“I would rather die than being forced to live wired to machines for the rest of my life; never that !”
This is what most of healthy people would say. But when ALS pops up, life rolls the dice for you: this is the beginning of a new game. A mathematical decision is given to you: You can either choose to “fold” or decide to play with this new set of rules; both are reasonable, personal decisions.
But is your decision really personal? Actually, it isn’t, because it will deeply affects your loved ones: it’s reasonable that their views should being considered too.
Most of the time they’ll tell you “It’s too personal, you are the only one who can make this decision”. Most of the time, they will hope that you decide to stay with them; especially if you are the pillar of the family.

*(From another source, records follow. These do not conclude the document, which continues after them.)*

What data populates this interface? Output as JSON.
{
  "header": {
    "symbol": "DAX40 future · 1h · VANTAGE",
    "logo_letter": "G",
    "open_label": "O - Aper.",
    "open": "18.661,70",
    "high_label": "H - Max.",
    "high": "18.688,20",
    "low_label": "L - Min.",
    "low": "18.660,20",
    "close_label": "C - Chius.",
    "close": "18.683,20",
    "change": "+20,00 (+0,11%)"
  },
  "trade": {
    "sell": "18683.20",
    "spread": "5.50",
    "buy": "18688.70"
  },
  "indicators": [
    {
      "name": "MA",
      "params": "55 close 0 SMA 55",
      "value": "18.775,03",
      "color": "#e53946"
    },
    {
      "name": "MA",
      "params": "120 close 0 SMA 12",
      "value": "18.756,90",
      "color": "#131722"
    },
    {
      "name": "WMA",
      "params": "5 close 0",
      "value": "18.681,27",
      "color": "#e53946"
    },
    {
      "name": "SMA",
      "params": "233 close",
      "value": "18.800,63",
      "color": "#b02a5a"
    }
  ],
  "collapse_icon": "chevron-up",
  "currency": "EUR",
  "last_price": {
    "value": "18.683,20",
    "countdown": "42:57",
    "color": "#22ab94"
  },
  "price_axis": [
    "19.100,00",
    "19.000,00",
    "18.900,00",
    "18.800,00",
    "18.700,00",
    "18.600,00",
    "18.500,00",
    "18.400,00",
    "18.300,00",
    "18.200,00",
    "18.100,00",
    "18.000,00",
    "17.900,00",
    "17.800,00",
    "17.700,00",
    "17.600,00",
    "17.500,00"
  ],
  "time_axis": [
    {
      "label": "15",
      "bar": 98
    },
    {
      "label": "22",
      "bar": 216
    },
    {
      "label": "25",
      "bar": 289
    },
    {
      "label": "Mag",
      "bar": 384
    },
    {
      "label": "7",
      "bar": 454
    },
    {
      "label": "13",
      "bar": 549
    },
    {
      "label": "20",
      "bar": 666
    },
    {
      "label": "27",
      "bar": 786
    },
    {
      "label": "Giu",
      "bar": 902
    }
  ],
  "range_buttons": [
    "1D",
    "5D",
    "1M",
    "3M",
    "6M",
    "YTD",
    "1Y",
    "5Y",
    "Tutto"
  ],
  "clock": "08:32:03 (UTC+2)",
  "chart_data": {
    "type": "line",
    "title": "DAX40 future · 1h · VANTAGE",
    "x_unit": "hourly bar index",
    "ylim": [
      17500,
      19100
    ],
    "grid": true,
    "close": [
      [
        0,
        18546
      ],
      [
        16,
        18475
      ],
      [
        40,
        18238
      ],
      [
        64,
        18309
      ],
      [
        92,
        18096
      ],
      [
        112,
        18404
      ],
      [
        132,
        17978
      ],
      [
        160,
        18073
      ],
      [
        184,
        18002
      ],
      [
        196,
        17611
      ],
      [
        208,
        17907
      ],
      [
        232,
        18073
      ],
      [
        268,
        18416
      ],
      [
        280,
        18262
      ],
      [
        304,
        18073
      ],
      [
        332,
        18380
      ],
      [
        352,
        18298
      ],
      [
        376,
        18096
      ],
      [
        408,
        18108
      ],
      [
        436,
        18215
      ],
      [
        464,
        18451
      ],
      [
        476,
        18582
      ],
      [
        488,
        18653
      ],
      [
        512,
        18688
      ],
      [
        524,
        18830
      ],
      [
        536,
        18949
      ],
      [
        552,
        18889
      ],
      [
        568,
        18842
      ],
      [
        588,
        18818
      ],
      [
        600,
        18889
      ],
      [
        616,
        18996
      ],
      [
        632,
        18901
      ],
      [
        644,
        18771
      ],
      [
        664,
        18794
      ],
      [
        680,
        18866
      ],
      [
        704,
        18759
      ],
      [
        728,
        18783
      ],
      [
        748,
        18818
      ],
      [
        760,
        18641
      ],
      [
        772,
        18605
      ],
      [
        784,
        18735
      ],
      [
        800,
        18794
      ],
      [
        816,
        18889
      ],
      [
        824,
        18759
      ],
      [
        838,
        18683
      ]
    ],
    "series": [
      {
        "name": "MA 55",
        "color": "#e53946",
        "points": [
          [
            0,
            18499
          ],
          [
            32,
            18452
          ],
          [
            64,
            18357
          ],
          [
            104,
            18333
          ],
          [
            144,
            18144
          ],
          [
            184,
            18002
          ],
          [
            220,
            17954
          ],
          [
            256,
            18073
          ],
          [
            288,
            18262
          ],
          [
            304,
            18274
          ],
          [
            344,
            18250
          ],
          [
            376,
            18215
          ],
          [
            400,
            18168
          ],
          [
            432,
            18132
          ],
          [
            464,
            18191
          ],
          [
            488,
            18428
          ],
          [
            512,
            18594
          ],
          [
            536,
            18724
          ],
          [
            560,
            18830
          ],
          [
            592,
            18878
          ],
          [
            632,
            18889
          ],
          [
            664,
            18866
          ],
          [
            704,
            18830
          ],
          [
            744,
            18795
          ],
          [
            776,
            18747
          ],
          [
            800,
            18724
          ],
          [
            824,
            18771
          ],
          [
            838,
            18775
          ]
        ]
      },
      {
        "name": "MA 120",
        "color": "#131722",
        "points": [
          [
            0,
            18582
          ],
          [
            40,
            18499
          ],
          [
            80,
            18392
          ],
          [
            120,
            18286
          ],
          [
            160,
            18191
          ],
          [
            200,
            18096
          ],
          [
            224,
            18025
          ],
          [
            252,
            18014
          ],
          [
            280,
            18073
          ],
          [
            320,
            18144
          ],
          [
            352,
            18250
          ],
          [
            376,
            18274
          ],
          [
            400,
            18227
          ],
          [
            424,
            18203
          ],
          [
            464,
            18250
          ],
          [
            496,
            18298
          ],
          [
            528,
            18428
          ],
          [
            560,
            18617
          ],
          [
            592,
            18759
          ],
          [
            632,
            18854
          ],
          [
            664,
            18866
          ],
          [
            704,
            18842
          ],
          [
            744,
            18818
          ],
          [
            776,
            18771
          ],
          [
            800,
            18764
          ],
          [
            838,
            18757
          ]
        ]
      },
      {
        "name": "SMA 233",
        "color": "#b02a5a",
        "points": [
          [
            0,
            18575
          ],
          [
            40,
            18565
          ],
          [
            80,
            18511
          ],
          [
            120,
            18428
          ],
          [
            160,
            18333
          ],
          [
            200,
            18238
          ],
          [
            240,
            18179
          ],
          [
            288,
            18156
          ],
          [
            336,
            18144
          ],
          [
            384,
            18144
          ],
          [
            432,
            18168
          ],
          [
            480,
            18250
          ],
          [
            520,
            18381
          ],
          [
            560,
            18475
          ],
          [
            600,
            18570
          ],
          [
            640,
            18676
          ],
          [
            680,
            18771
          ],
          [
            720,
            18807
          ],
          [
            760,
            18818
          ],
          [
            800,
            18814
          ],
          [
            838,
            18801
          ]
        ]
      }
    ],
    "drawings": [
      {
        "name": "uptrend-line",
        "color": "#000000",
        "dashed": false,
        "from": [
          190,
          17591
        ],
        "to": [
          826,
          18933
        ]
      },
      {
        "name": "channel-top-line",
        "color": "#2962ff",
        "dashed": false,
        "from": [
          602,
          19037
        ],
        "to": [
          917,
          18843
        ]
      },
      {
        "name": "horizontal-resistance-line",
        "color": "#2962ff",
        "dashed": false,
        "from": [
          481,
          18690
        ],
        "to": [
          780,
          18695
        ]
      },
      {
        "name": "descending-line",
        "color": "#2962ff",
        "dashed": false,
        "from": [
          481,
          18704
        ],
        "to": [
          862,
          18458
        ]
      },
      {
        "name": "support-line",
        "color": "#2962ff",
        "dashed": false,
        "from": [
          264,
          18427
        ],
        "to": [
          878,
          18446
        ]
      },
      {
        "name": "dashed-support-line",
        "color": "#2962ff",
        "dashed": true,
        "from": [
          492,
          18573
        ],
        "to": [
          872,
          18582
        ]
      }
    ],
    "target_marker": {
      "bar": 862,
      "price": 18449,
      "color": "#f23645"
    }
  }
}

And I must confess that even without my muscles, I still have a major role into the lives of my loved ones. They expect me to be strong, that I embody that person who wills to live, and hasn’t let him give up in the face of adversity. I do hope this will inspire them for their own lives. It is an opportunity to help them now in their future trials.
Haven’t we all dreamt about a new life before we got sick? A fresh start under the coconut trees or the seaside; saying hell to everything and flying off to South America or anywhere you want. Well, you are looking at your fresh start; but the destination is less more exotic than you expected: tetraplegia. You’ll have to adapt to it, and thrive to find happiness despite the loss of your former self – and it is possible!
I dunno about you, but as far as I’m concerned every time I used to hear a disabled person saying to me that he/she’s happy, I could never help myself and think: “Yeah right, you’re just a liar trying to appear happy”.
However I’m perfectly sane and feel good in my own skin – happy, at peace. And I don’t think it’s even possible to be more disabled than I am.
Fight for you and yours. Inspire them. And life will have meaning again.